Subject population. Two groups of healthy male and female volunteers from the Baltimore Longitudinal Study of Aging were studied: 11 young subjects (6 male, 5 female, age 34.7 ± 5 yr, range 27.4-41.6 yr) and 20 older subjects (11 male, 9 female, age 73.5 ± 8 yr, range 60.8-87.5 yr). All subjects were free of cardiac or peripheral vascular disease, untreated hypertension, significant arthritis of the upper limbs, and neuromuscular disease. The experimental protocol was approved by the Johns Hopkins Bayview Medical Center Institutional Review Board for Human Subjects Research, and informed consent was obtained from each individual before the study.

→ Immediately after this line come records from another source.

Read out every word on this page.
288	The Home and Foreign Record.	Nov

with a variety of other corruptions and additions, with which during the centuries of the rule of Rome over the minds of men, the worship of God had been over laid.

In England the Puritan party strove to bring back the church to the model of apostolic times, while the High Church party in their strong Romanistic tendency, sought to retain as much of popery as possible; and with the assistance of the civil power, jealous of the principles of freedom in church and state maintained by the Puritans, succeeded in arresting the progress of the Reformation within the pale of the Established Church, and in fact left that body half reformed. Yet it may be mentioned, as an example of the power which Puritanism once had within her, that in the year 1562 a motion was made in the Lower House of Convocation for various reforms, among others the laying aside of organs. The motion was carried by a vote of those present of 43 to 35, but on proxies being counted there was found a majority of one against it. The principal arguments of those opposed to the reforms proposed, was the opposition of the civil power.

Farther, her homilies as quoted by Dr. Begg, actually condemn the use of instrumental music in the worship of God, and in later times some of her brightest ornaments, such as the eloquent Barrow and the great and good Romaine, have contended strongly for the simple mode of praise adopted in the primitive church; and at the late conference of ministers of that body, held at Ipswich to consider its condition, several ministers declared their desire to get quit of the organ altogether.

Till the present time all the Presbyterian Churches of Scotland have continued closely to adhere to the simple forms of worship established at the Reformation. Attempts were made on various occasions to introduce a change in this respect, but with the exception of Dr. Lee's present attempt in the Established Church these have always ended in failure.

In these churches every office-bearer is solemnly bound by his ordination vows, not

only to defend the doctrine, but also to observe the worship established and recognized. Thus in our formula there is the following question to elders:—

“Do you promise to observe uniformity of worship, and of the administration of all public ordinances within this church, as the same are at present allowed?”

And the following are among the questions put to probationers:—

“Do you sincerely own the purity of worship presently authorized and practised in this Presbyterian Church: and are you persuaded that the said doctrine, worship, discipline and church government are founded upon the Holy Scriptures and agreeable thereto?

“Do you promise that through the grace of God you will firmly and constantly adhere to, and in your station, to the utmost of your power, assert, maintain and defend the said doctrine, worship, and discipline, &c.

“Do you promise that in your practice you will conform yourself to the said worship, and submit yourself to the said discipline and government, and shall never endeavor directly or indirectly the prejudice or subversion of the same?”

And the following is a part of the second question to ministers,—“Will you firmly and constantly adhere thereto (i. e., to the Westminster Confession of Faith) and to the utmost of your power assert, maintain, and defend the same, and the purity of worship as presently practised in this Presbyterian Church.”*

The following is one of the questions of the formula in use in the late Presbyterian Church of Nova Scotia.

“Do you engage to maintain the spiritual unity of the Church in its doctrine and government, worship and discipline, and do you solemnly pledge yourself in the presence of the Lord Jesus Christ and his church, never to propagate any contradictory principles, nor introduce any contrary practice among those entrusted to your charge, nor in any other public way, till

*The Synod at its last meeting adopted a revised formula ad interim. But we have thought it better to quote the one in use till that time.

31P MRS. 31P MR spectra were obtained with a 1.9-T, 31-cm superconducting magnet (Oxford Instruments, Oxford, UK) interfaced to a Bruker Biospec ABX console (Bruker Meolizindechnik, Erlangen, Germany). A homebuilt double tuned three-turn elliptical surface coil (2.9 × 3.8 cm) was positioned over the FDP muscle of the nondominant arm. The muscle was located by palpation while the subject was squeezing the ring and little fingers (9, 21). A half-passage sin/cos adiabatic observe pulse of 2 ms duration was applied to achieve uniform spin excitation over the sensitive volume of the coil (1). The field homogeneity was adjusted by shimming on water to proton linewidths of <45 Hz. A spectral width of 2,000 Hz with 2,048 data points was used in all experiments.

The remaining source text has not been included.